3. Le droit à l’hébergement opposable, distinct du dispositif d’accueil et d’hébergement d’urgence auquel les ressortissants étrangers en situation irrégulière n’ont vocation à bénéficier qu’en cas de circonstances exceptionnelles, notamment en cas d’existence d’un risque grave pour la santé ou la sécurité d’enfants mineurs, ne constitue qu’une simple modalité du droit au logement définie à l’article L. 300-1 du code de la construction et de l’habitation, qui exige que le demandeur réside sur le territoire national de manière régulière. Si le III de l’article L. 441-2-3 du code de la construction et de l’habitation permet à la commission d’écarter la condition de la régularité du séjour du demandeur pour apprécier le caractère urgent et prioritaire de la demande d’hébergement d’un ressortissant étranger, il appartient toutefois à cette commission d’apprécier les garanties d’insertion présentées par le demandeur pour accéder à sa demande d’hébergement.
4. Il ressort des pièces du dossier que Mme E est arrivée en France en novembre 2017 accompagnée de son époux, M. A C, avec lequel elle a eu deux filles, nées à Marseille, la première, le 5 mars 2018, et la seconde, le 23 mai 2021. D’une part, si le préfet soutient en défense que la requérante n’a présenté que des attestations de demande d’asile expirées à l’appui de son recours amiable et que sa demande d’asile a été rejetée, il ressort des pièces du dossier qu’une demande d’asile avait été, à la date de la décision litigieuse, déposée au nom de la seconde fille du couple et qu’une attestation, valable jusqu’au 29 avril 2022, a été délivrée le 30 juin 2021. D’autre part, si le préfet soutient en défense que Mme E n’avait effectué aucune démarche préalable à l’introduction de son recours devant la commission de médiation des Bouches-du-Rhône, il ressort du courrier du 12 avril 2021 adressé par celle-ci au préfet en réponse à la demande de pièces complémentaire du 31 mars 2021, qu’elle a soit fourni des justificatifs, soit expliqué les raisons pour lesquelles il était impossible de les fournir. En tout état de cause, il ne ressort pas des termes de la décision attaquée que le préfet se serait fondé sur ce motif pour rejeter la demande de l’intéressée.

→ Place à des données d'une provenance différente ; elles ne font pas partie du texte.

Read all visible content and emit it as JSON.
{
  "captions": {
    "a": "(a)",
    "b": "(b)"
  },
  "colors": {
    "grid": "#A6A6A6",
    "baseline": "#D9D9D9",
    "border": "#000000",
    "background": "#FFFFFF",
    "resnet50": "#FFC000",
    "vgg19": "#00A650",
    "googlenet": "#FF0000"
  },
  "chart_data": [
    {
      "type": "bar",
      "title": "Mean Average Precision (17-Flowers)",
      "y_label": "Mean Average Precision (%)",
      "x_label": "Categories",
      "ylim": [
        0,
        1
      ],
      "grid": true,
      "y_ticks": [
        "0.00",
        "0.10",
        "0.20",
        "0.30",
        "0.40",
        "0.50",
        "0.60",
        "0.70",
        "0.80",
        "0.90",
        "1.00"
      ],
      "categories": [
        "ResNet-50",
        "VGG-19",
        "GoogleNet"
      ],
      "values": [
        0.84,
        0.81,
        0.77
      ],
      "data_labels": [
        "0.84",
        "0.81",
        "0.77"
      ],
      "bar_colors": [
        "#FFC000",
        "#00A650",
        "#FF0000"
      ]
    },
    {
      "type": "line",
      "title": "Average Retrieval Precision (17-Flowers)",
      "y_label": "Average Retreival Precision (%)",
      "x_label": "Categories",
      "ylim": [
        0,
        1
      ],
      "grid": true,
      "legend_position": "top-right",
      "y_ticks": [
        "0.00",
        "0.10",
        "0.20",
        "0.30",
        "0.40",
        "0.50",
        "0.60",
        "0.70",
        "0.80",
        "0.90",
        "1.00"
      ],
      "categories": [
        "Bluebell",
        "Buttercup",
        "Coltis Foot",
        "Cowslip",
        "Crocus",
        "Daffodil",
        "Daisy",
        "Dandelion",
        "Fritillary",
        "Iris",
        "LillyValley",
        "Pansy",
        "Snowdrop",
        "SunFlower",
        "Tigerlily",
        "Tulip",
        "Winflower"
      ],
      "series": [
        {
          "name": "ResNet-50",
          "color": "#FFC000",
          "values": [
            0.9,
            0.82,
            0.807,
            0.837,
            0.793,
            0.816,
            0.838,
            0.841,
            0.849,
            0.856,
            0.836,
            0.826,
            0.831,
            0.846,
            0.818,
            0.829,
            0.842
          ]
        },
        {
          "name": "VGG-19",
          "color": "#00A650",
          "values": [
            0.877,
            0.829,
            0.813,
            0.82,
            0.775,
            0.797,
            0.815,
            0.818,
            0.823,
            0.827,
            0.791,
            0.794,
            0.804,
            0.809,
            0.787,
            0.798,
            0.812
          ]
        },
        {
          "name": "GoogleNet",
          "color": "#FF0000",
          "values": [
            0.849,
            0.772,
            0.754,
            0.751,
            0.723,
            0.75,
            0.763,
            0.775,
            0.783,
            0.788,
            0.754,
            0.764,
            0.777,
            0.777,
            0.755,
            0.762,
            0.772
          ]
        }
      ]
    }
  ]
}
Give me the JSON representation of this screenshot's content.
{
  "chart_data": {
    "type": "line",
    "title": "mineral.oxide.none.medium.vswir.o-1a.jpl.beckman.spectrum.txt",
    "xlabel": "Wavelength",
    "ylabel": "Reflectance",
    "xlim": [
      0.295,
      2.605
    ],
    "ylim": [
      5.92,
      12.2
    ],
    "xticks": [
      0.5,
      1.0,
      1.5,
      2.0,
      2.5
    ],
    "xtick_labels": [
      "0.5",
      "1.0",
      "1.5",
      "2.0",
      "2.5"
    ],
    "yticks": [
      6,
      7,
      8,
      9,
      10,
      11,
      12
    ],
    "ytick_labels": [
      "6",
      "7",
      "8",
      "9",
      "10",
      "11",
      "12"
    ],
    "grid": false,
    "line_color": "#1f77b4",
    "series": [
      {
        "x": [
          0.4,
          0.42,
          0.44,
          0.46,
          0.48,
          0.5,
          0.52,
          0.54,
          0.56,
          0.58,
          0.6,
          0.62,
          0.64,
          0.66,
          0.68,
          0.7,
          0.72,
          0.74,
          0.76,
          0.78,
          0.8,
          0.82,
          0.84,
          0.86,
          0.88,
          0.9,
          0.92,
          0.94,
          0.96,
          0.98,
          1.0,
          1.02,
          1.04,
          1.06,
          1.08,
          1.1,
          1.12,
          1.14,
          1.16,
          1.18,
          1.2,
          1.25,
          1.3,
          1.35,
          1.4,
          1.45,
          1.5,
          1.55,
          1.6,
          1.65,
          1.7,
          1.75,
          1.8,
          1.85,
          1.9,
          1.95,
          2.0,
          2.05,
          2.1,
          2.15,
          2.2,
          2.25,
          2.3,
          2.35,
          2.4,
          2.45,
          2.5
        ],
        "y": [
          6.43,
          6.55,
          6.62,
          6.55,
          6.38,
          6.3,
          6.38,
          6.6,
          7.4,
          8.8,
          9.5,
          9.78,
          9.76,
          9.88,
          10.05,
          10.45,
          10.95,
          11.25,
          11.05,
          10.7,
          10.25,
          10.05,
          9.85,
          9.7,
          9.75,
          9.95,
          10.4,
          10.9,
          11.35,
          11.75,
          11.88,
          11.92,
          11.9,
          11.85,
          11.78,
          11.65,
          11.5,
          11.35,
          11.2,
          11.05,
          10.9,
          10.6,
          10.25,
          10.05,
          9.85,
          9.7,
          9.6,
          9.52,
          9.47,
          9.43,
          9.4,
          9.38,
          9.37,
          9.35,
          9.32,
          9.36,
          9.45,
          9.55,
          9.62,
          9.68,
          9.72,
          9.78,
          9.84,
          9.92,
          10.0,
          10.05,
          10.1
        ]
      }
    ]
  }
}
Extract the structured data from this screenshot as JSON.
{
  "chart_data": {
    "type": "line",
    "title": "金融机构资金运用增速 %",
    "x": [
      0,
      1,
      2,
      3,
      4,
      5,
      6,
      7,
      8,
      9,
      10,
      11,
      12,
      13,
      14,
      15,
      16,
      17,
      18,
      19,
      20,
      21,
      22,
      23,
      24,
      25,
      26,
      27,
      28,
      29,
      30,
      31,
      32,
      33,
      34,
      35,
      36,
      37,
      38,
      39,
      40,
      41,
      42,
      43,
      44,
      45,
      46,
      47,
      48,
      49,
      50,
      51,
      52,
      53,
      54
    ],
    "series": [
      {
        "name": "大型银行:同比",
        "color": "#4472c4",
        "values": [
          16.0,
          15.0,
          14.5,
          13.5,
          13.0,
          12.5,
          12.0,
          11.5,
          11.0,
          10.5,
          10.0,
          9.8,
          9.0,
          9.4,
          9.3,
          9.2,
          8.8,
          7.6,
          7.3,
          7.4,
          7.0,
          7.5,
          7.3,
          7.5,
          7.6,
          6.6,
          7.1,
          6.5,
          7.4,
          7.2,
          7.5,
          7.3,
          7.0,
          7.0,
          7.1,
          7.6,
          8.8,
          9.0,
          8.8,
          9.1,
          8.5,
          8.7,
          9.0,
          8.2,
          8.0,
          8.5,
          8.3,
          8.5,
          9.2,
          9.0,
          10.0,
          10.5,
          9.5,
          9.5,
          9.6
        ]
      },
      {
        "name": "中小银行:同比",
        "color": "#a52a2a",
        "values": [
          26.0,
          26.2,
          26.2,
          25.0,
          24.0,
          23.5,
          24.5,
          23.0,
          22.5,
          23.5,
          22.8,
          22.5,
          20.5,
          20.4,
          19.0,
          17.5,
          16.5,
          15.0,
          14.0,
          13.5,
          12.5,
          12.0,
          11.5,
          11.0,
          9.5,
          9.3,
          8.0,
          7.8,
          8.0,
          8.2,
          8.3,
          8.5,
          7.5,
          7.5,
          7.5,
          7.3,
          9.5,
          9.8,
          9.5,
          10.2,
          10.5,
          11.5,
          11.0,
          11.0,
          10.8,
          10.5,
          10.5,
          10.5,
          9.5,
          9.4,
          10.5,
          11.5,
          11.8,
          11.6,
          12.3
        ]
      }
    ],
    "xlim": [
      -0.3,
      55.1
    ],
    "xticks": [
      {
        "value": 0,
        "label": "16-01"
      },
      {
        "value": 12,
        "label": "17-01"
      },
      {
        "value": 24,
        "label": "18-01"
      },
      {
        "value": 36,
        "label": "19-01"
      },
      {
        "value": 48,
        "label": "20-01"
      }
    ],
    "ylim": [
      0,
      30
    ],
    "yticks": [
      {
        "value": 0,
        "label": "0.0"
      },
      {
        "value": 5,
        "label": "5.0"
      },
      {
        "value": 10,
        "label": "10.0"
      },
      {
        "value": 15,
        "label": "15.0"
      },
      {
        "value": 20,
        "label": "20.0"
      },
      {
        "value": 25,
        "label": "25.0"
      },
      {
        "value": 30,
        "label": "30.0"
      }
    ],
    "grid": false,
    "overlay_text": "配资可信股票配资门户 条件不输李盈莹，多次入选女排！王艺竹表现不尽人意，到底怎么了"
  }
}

5. Pour rejeter le recours de Mme E tendant à la reconnaissance du caractère prioritaire et urgent de sa demande d’hébergement, la commission de médiation du département des Bouches-du-Rhône a considéré que « le droit à l’hébergement opposable dans un centre d’hébergement et de réinsertion sociale (CHRS) à vocation d’insertion, qui est du ressort de la commission de médiation, suppose une démarche d’insertion qui nécessite la perspective d’un séjour durable et permanent de l’ensemble du foyer sur le territoire français, une situation administrative provisoire ne permet pas de remplir ces critères, comme c’est le cas du demandeur ». Il résulte de la rédaction même de la décision contestée, en dépit de l’ambiguïté de cette rédaction, que la commission de médiation a entendu se fonder sur le seul motif de l’irrégularité du séjour en France de Mme E et exclure toute possibilité d’une démarche d’insertion du fait de cette situation alors que, même dans ce cas, la possibilité d’un tel examen lui en est ouverte par les textes précités, les dispositions de l’article L. 441-2-3 du code de la construction et de l’habitation permettant à l’administration de tenir compte de cette situation, de s’interroger sur la question de savoir si elle préconisait son accueil dans une structure d’hébergement et de prendre, dans cette hypothèse, une décision favorable à l’égard de l’intéressée. La requérante est, par suite, fondée à soutenir que la commission de médiation a commis une erreur de droit et fait une inexacte application des dispositions du III de l’article L. 441-2-3 précitées et à demander l’annulation de la décision litigieuse, sans qu’il soit besoin de se prononcer sur les autres moyens de la requête.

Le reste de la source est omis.